While the United States has taken the lead in Syrian humanitarian aid, with $1.7 billion, money alone can’t address this huge crisis. On Friday, a bipartisan group of 19 senators, including Bob Casey, D-Pa., called for President Barack Obama to submit a “new humanitarian strategy.” I asked him what he had in mind.
“It’s important that there be a more aggressive approach,” Casey said, because “there are still problems with aid delivery.” That would mean giving teeth to a recent U.N. resolution that calls on Assad to lift sieges of populated areas and allow unhindered aid delivery across borders without going through Damascus.
Which leads to Casey’s second and key point: “Given the scale of the suffering, you have to change the dynamic on the battlefield … to arrive at a strategy of getting humanitarian aid delivered and alleviating some of the suffering.”
Specifically, Casey suggested it was time to ensure that well-vetted opposition groups get the weapons they need to prevent government bombing and shelling of civilians, and to guarantee that aid reaches the needy.

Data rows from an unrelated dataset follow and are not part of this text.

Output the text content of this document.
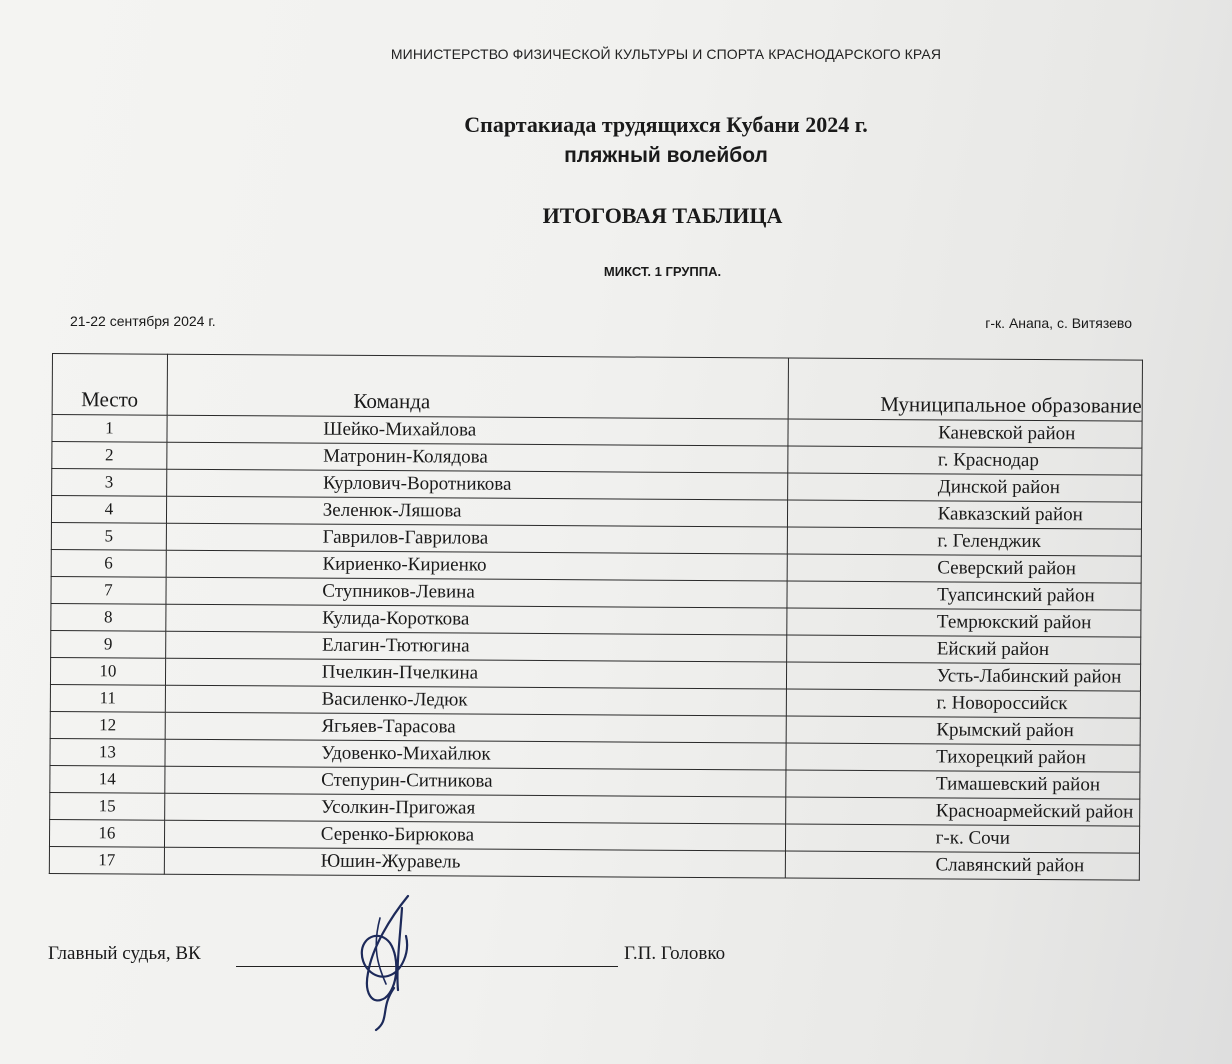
МИНИСТЕРСТВО ФИЗИЧЕСКОЙ КУЛЬТУРЫ И СПОРТА КРАСНОДАРСКОГО КРАЯ
Спартакиада трудящихся Кубани 2024 г.
пляжный волейбол
ИТОГОВАЯ ТАБЛИЦА
МИКСТ. 1 ГРУППА.
21-22 сентября 2024 г.	г-к. Анапа, с. Витязево
Место	Команда	Муниципальное образование
1	Шейко-Михайлова	Каневской район
2	Матронин-Колядова	г. Краснодар
3	Курлович-Воротникова	Динской район
4	Зеленюк-Ляшова	Кавказский район
5	Гаврилов-Гаврилова	г. Геленджик
6	Кириенко-Кириенко	Северский район
7	Ступников-Левина	Туапсинский район
8	Кулида-Короткова	Темрюкский район
9	Елагин-Тютюгина	Ейский район
10	Пчелкин-Пчелкина	Усть-Лабинский район
11	Василенко-Ледюк	г. Новороссийск
12	Ягьяев-Тарасова	Крымский район
13	Удовенко-Михайлюк	Тихорецкий район
14	Степурин-Ситникова	Тимашевский район
15	Усолкин-Пригожая	Красноармейский район
16	Серенко-Бирюкова	г-к. Сочи
17	Юшин-Журавель	Славянский район
Главный судья, ВК	Г.П. Головко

It may be more difficult to do this today – with a more fragmented opposition – than it would have been one or two years ago. But it must be tried.
I agree. Without such aid, Assad will keep bombing Syrian civilians, backed by Moscow and Tehran. He will depopulate much of his country and put an unbearable strain on his Arab neighbors. The administration needs a new humanitarian strategy for Syria before he succeeds.